“Julieta y el Poder de la Imaginación: Creando Libros en un Mundo Sin Páginas”

En un pueblo diminuto de la sierra ecuatoriana, donde el viento siempre huele a tierra mojada y los días pasan lento como las nubes, vivía Julieta, una niña de nueve años con dos trenzas largas, voz dulce y una imaginación sin frenos.

Vivía con su abuelo Mauro, un campesino jubilado que había quedado ciego a los setenta. Desde entonces, pasaba los días en su silla de mimbre, frente a la ventana, escuchando el sonido del molino y los pasos de su nieta.

—Abuelo, ¿te leo algo hoy?

—Claro, Juli. ¿Qué toca hoy?

La verdad es que en casa no había libros. Solo uno: un catecismo viejo, con las páginas amarillentas. Pero Julieta no se lo dijo nunca.

En lugar de eso… los inventaba.

Cada tarde, abría el catecismo como si fuera una novela nueva, y comenzaba:

—“Capítulo uno: El león que no quería rugir…”

—¿Y ese de dónde salió? —preguntaba el abuelo, sonriendo.

—De África, pero se perdió y terminó en Ambato. Lo estoy traduciendo del inglés —respondía, con total seriedad.

Así comenzaron sus sesiones de “lectura imaginaria”. Julieta inventaba mundos, personajes, aventuras y tragedias.

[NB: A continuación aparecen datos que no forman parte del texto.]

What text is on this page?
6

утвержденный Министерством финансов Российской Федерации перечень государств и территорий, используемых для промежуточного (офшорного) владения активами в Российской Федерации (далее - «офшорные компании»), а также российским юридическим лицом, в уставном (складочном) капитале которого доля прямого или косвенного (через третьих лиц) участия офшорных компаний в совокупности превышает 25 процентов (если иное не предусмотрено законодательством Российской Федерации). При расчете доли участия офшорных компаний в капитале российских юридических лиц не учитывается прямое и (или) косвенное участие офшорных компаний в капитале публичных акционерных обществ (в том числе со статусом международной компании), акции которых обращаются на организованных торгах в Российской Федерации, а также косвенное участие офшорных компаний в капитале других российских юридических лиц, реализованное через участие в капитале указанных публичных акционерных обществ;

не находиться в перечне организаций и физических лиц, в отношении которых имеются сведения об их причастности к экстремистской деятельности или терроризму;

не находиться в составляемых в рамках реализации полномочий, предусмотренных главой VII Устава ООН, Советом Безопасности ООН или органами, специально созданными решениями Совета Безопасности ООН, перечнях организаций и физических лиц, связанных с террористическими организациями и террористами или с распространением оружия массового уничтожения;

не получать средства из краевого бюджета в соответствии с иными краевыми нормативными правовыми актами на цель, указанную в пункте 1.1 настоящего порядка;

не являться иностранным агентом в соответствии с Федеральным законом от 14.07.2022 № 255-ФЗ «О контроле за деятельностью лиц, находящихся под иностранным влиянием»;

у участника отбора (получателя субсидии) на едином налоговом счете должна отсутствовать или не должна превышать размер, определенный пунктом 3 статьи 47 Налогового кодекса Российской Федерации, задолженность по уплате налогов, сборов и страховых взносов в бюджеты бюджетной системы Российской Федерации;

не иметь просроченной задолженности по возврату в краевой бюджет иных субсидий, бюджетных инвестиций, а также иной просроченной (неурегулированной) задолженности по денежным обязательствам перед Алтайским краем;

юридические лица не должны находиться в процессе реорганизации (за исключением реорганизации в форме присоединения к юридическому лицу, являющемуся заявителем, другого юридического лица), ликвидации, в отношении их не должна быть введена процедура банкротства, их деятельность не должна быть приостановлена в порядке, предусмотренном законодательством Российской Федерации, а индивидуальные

Y Mauro escuchaba fascinado.

—¿Y cómo sabes tantos libros, niña?

—Es que la biblioteca está dentro de mí —decía, tocándose el pecho.

Un día, la maestra de la escuela preguntó qué libro estaban leyendo en casa. Julieta contestó:

—Estamos en el cuarto volumen de Las Crónicas del Sombrero de Lluvia.

—¿Quién lo escribió?

—Yo —respondió, sin dudar.

La maestra sonrió, confundida. Y le pidió que trajera uno al día siguiente.

Esa noche, Julieta llegó a casa con los ojos grandes de emoción.

—Abuelo, tenemos que escribir uno de verdad. Con lápiz y todo.

Mauro, aunque no veía, la ayudó a recordar los detalles.

—El perro del capítulo tres tenía un parche, ¿no?

—Sí, y se llamaba Capitán Calcetín.

Lo escribieron en hojas sueltas, con dibujos torpes, con errores, con manchas… pero con un corazón enorme latiendo entre líneas.

Julieta lo llevó a la escuela. Lo leyó frente a toda la clase. Hubo risas, lágrimas, y un aplauso largo como un abrazo.

La historia se hizo popular. Otros niños querían “inventar libros” también. La maestra organizó una pequeña biblioteca con cuadernos de los alumnos. Y en la entrada, escribió:

“Aquí también valen los libros que aún no existen.”

Una tarde, Julieta se sentó con su abuelo y le dijo:

—Hoy ya no tengo que inventar uno.

—¿Por qué?

—Porque el nuestro ya lo escribimos. Y lo están leyendo.

Mauro acarició su cabeza y murmuró:

—Entonces ahora sí puedo cerrar los ojos tranquilo… sabiendo que alguien, en algún lugar, vive una historia que tú creaste.

Julieta siguió escribiendo. Nunca dejó de inventar. Ni de leer en voz alta.

Hoy, a la entrada de la escuelita rural, cuelga un cartel pintado con acuarela:

“Donde no hay libros, nace la imaginación. Y donde hay amor… hay biblioteca.”